Tableside Treasures

By local contributor
Christina Barrueta

Tableside service, once synonymous with tuxedoed waiters and flaming crèpes suzette, has moved to our modern day with a flair no longer confined to glitzy establishments. Here in Scottsdale, you’ll find entertaining preparations offered in a variety of settings for tableside experiences. Observing the skill with which your dish is prepared seems to make a meal all the more special, so the next time you dine out, opt for dinner and a show.

 


J&G Steakhouse

J&G

Enjoy the sweeping Valley views from J&G’s panoramic perch on Camelback Mountain while deciding between tableside surf or turf presentations.  Choose Sole Grenobloise and your European Dover Sole, fragrant with browned butter, capers and lemon, will be deftly deboned and filleted tableside.

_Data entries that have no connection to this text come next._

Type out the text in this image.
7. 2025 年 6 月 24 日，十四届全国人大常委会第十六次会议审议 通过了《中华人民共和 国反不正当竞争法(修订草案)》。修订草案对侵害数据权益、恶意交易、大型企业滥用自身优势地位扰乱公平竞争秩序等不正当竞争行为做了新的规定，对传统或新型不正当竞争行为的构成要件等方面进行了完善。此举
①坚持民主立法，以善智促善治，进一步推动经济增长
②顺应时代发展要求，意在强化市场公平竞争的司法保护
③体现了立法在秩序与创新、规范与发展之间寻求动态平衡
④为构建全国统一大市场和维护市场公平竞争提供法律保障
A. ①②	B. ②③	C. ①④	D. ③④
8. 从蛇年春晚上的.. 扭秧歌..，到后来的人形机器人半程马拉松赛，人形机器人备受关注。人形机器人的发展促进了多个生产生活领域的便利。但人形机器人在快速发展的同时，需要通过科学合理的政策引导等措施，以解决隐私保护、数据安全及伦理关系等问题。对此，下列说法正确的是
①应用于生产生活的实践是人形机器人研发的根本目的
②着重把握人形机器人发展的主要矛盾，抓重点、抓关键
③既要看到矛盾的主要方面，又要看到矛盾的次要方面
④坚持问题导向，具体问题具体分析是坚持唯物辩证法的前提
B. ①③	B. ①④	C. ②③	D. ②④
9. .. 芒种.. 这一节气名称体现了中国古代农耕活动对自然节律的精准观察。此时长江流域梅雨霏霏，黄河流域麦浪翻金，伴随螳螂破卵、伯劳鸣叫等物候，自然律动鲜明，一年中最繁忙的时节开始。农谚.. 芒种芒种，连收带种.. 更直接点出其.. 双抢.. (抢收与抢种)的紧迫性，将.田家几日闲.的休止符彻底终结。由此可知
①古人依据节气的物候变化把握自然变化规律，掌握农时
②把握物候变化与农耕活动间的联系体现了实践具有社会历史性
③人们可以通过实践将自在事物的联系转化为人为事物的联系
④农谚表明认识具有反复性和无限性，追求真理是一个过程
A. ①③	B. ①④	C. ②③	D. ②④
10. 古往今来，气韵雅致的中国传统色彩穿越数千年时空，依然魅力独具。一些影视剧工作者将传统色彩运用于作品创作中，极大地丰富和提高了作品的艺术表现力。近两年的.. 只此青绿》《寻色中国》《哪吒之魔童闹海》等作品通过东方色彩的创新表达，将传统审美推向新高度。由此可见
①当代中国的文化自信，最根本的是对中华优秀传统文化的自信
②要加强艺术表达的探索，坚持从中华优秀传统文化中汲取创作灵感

If steak is your choice, the signature wood-grilled 30-oz Waygu Tomahawk ribeye for two arrives sizzling on a salt block before being transferred to a cutting board, skillfully carved off the bone and sliced as diners look on with mouthwatering anticipation.

 


Bourbon and Bones

Bourbon

You’re the chef with the Devil’s Cut at Bourbon & Bones. This interactive dish starts with a hot rock in a heat-safe box and a plate of thinly-sliced Wagyu beef and accoutrements. Coat each slice in a veil of ponzu butter before searing briefly on the stone, gilding with a sweet chili sauce and sprinkling with an aromatic citrus salt for your personalized tableside cooking.

 


Francine

Francine

Among the wonderful dishes on Francine’s French Mediterranean menu is whole branzino (European bass) for two baked in a salt crust perfumed with star anise and pink peppercorn. Once delivered to the table, its salt shell is cut open to reveal the fish on its bed of lemon slices and fresh herbs cooked to moist perfection. It’s then deftly deboned and plated with chickpea panisse and sauce vierge, along with a gratin dish of ratatouille – you’ll feel like you have been whisked away to the south of France.

 


Toro

toro

At Toro, when you order La Bomba you know you’re in for a treat when the waiter covers the table in plastic. He reappears for the tableside preperation, bearing a chocolate bowl filled with Chantilly cream, berries, nuts, cake pieces, and scoops of gelato strewn with edible flowers. With a festive “La Bomba!” the dessert is dropped, cracking its shell and spilling its colorful contents, before being garnished with passionfruit caramel, raspberry, and kaffir lime-chocolate sauces.